Volume 42, Issue 6 - June 2007

GANA Perspectives
300 and Beyond …
Who We Were and Where We are Going
by Stanley L. Smith

When I began with the Glass Association of North America (GANA) during the fall of 2000, the association had 157 members, five divisions and a handful of moderately attended meetings, conferences and events. In the past few weeks, our membership surpassed 300 members, a legacy to our board of directors. They chose to look at who our organization is, what we represent and how we go about working on behalf of our industry. 

Strategic Thinking 
Several years ago, under the leadership of then GANA president Bill Knutsen of Viracon, the board of directors committed to conducting a strategic analysis of our organization. The exercise took several days of meetings at various locations, and included a revision of GANA’s vision and mission statements, creation of values and objectives for the association, as well as a hard look at everything the organization stood for and should represent in the future. Many of you may recall that GANA took on a new look, with not only these revisions, but also with changes in our structure. 

Over the years we have grown from five divisions to seven (eliminating one, the distribution division, that didn’t foster a great deal of support), while generating a significant amount of interest and enthusiasm in those that we currently maintain. We listened to input from members about grouping meetings together where that consolidation made sense, and we have concentrated on providing the most useful information and professional presenters in those meetings we host. Additionally, knowing that marketing and communication among members is critical, we attempted to provide those opportunities wherever and whenever possible when scheduling activities sponsored by GANA. 

Moving Forward
I am pleased with the success we experienced because of the direction taken by the GANA board of directors. A prime example is the renewed interest in each of our seven divisions, especially following the creation of the flat glass manufacturing division, the insulating division and the recently created (and incredibly active) decorative division. Not only have we seen greater participation in divisional activities, but have also seen “on the point” technical discussions about improving industry processes. 

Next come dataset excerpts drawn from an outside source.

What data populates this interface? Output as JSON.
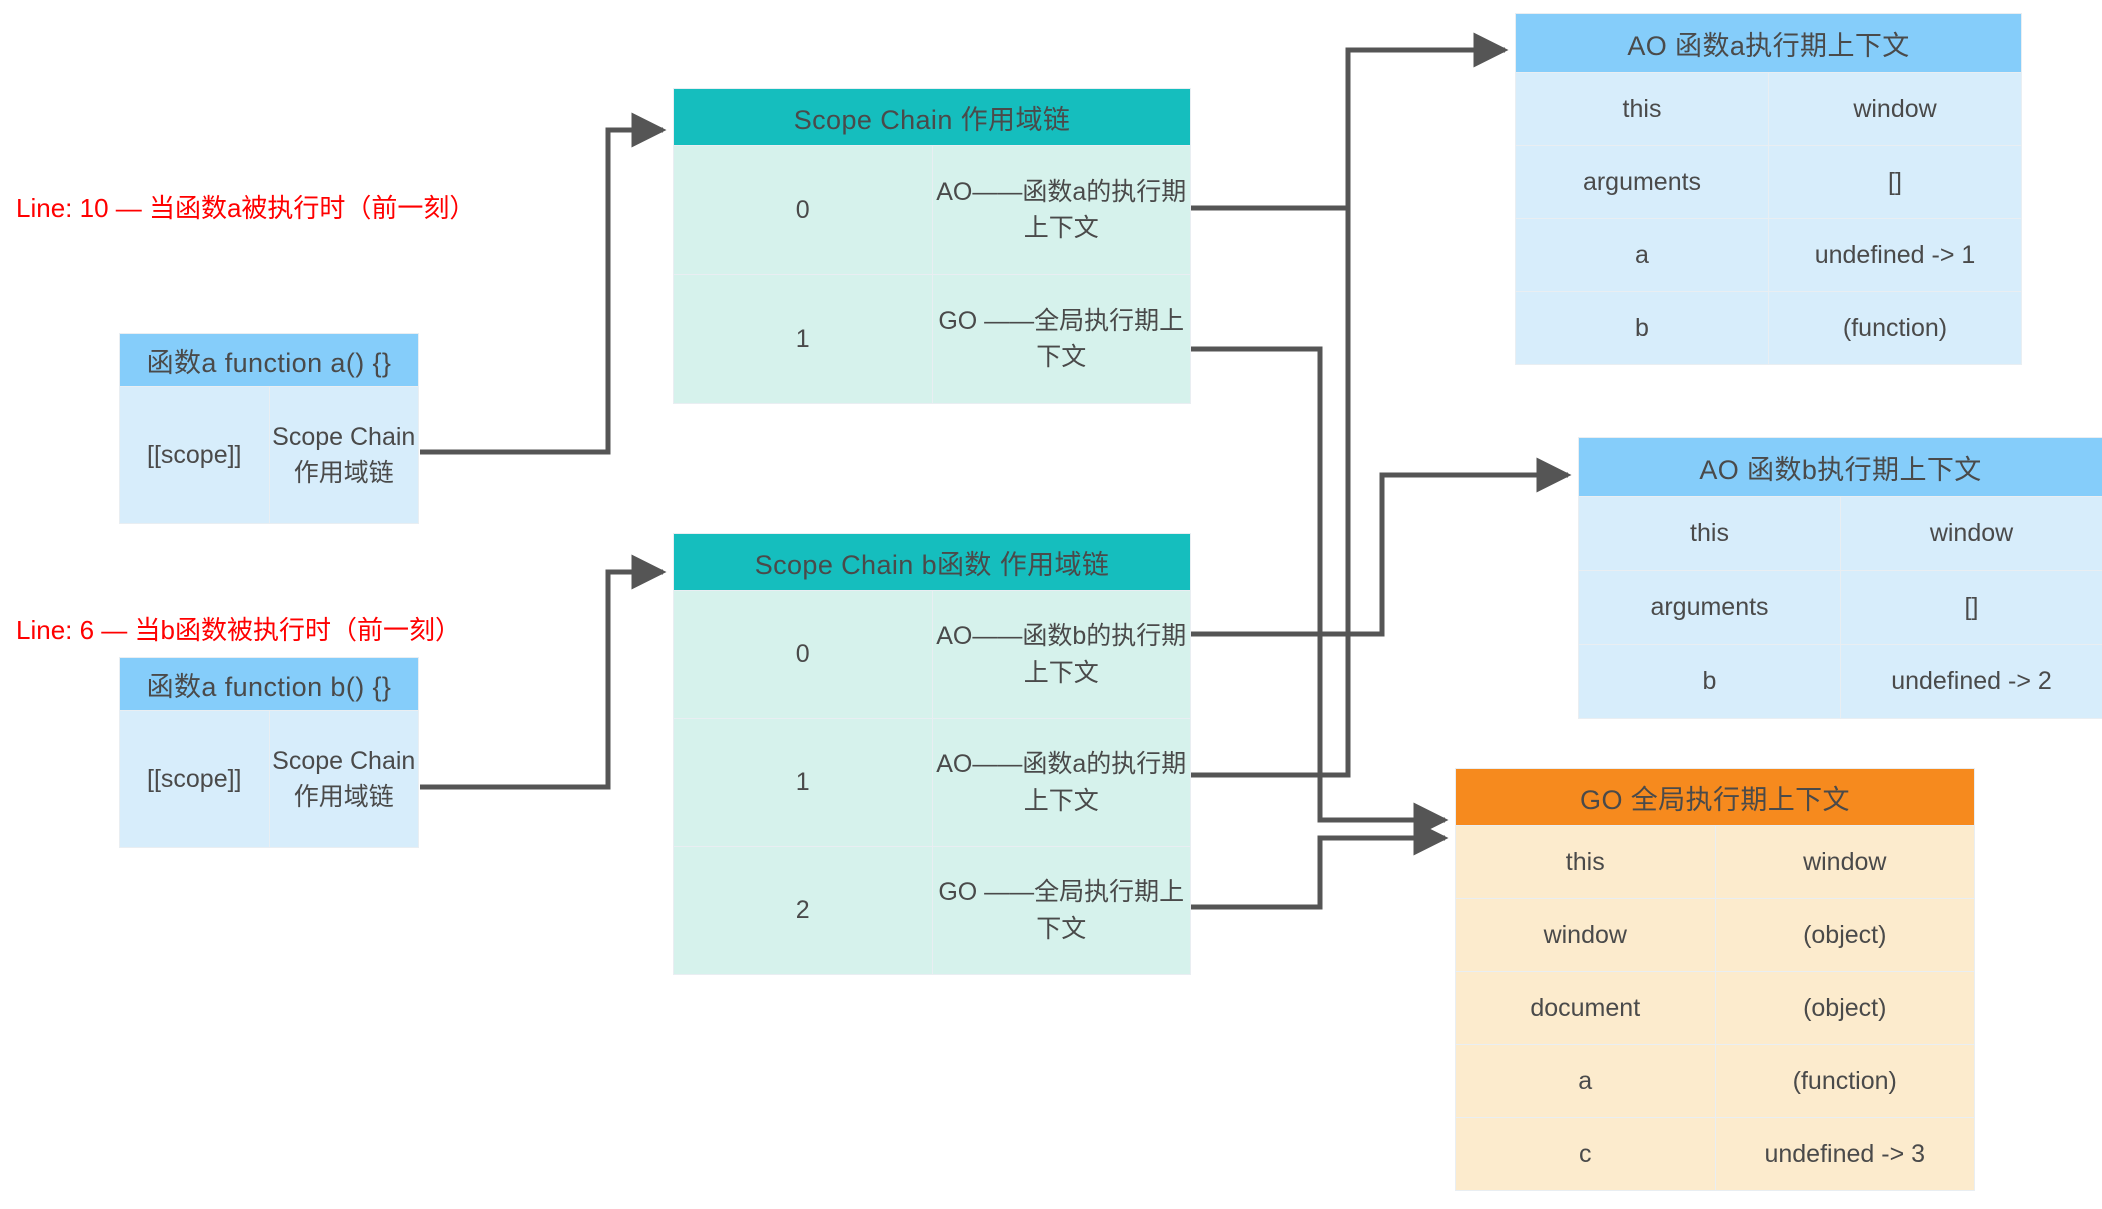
{
  "diagram": {
    "title": "JavaScript Scope Chain / Execution Context Diagram",
    "colors": {
      "teal_header": "#15BEBE",
      "blue_header": "#85CDFA",
      "orange_header": "#F68A1E",
      "mint_cell": "#D6F2EC",
      "lightblue_cell": "#D7EDFB",
      "cream_cell": "#FCEBCD",
      "connector": "#555555",
      "note_text": "#FF0000"
    }
  },
  "notes": [
    {
      "id": "note-a",
      "text": "Line: 10 — 当函数a被执行时（前一刻）"
    },
    {
      "id": "note-b",
      "text": "Line: 6 — 当b函数被执行时（前一刻）"
    }
  ],
  "function_a_table": {
    "header": "函数a function a() {}",
    "rows": [
      {
        "key": "[[scope]]",
        "value": "Scope Chain 作用域链"
      }
    ]
  },
  "function_b_table": {
    "header": "函数a function b() {}",
    "rows": [
      {
        "key": "[[scope]]",
        "value": "Scope Chain 作用域链"
      }
    ]
  },
  "scope_chain_a_table": {
    "header": "Scope Chain  作用域链",
    "rows": [
      {
        "index": "0",
        "value": "AO——函数a的执行期上下文"
      },
      {
        "index": "1",
        "value": "GO ——全局执行期上下文"
      }
    ]
  },
  "scope_chain_b_table": {
    "header": "Scope Chain b函数 作用域链",
    "rows": [
      {
        "index": "0",
        "value": "AO——函数b的执行期上下文"
      },
      {
        "index": "1",
        "value": "AO——函数a的执行期上下文"
      },
      {
        "index": "2",
        "value": "GO ——全局执行期上下文"
      }
    ]
  },
  "ao_a_table": {
    "header": "AO 函数a执行期上下文",
    "rows": [
      {
        "key": "this",
        "value": "window"
      },
      {
        "key": "arguments",
        "value": "[]"
      },
      {
        "key": "a",
        "value": "undefined -> 1"
      },
      {
        "key": "b",
        "value": "(function)"
      }
    ]
  },
  "ao_b_table": {
    "header": "AO 函数b执行期上下文",
    "rows": [
      {
        "key": "this",
        "value": "window"
      },
      {
        "key": "arguments",
        "value": "[]"
      },
      {
        "key": "b",
        "value": "undefined -> 2"
      }
    ]
  },
  "go_table": {
    "header": "GO 全局执行期上下文",
    "rows": [
      {
        "key": "this",
        "value": "window"
      },
      {
        "key": "window",
        "value": "(object)"
      },
      {
        "key": "document",
        "value": "(object)"
      },
      {
        "key": "a",
        "value": "(function)"
      },
      {
        "key": "c",
        "value": "undefined -> 3"
      }
    ]
  }
}
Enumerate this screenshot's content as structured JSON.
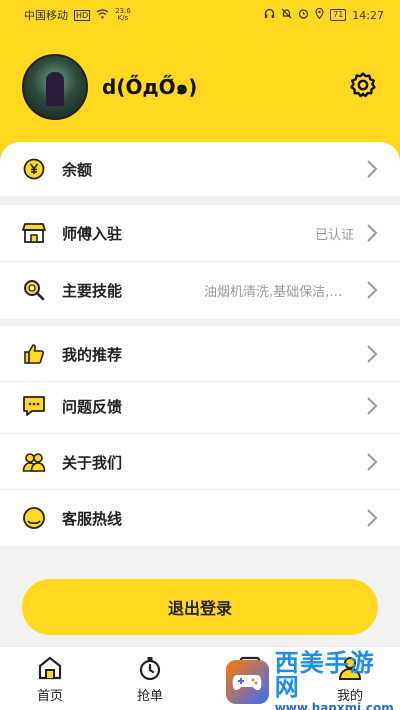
{
  "status_bar": {
    "carrier": "中国移动",
    "carrier_badge": "HD",
    "net_speed_value": "23.6",
    "net_speed_unit": "K/s",
    "battery": "71",
    "time": "14:27"
  },
  "profile": {
    "username": "d(Ő̀дŐ́๑)"
  },
  "menu": {
    "balance": {
      "label": "余额",
      "icon": "yen-coin-icon"
    },
    "master_join": {
      "label": "师傅入驻",
      "value": "已认证",
      "icon": "storefront-icon"
    },
    "skills": {
      "label": "主要技能",
      "value": "油烟机清洗,基础保洁,地暖清洗...",
      "icon": "search-magnifier-icon"
    },
    "recommend": {
      "label": "我的推荐",
      "icon": "thumbs-up-icon"
    },
    "feedback": {
      "label": "问题反馈",
      "icon": "chat-bubble-icon"
    },
    "about": {
      "label": "关于我们",
      "icon": "people-icon"
    },
    "hotline": {
      "label": "客服热线",
      "icon": "headset-circle-icon"
    }
  },
  "logout_label": "退出登录",
  "tabbar": {
    "home": "首页",
    "grab": "抢单",
    "mine": "我的"
  },
  "watermark": {
    "title": "西美手游网",
    "url": "www.hanxmi.com"
  },
  "colors": {
    "accent": "#ffd81f",
    "text": "#222222",
    "muted": "#999999"
  }
}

Collaborative efforts between membership and GANA staff have produced or revised four of the seven industry manuals we offer, three test methods, 13 glass information bulletins (a dozen of which followed GANA’s 2003 strategic assessment), a revision to the Blueprint Reading and Labor Estimating Course and a DVD called “How Mirrors are Made.” Other documents include Mirrors: Handle With Extreme Care and The Specifiers Guide to Architectural Glass. In addition to our educational seminars and conferences, the flat glass manufacturing division produced a video titled “How Float Glass is Made,” along with an accompanying AIA-accredited presentation available to architects in a “lunch and learn” format, as well as an article that has been distributed to tens of thousands of architects.

Certainly, GANA is not the only trade association or organization that is influential in the industry. For us, it has been a significant objective to ensure collaboration and involvement with many groups that help meet our vision, mission and objectives. Along with this involvement and participation in appropriate activities, we strive to provide facts and information that we believe strengthens our membership and the industry.

Recently, I notified the board of directors that I will be leaving this post effective March 1, 2008. As I reach the twilight of my career with GANA, I cannot say enough about the highly professional, capable and enthusiastic staff that serve the interests of our great organization. Similarly, I can honestly say that the membership in GANA cannot be matched by any other organization, anywhere, any time. Those who are not members should be … and should participate in efforts to effectively shape the industry. I wish the absolute best for the organization, and trust that under new leadership the success will continue at an even more accelerated rate. 

The Author: Stanley L. Smith is the executive director for the Glass Association of North America in Topeka, Kan. Mr. Smith’s opinions are solely his own and not necessarily those of this magazine.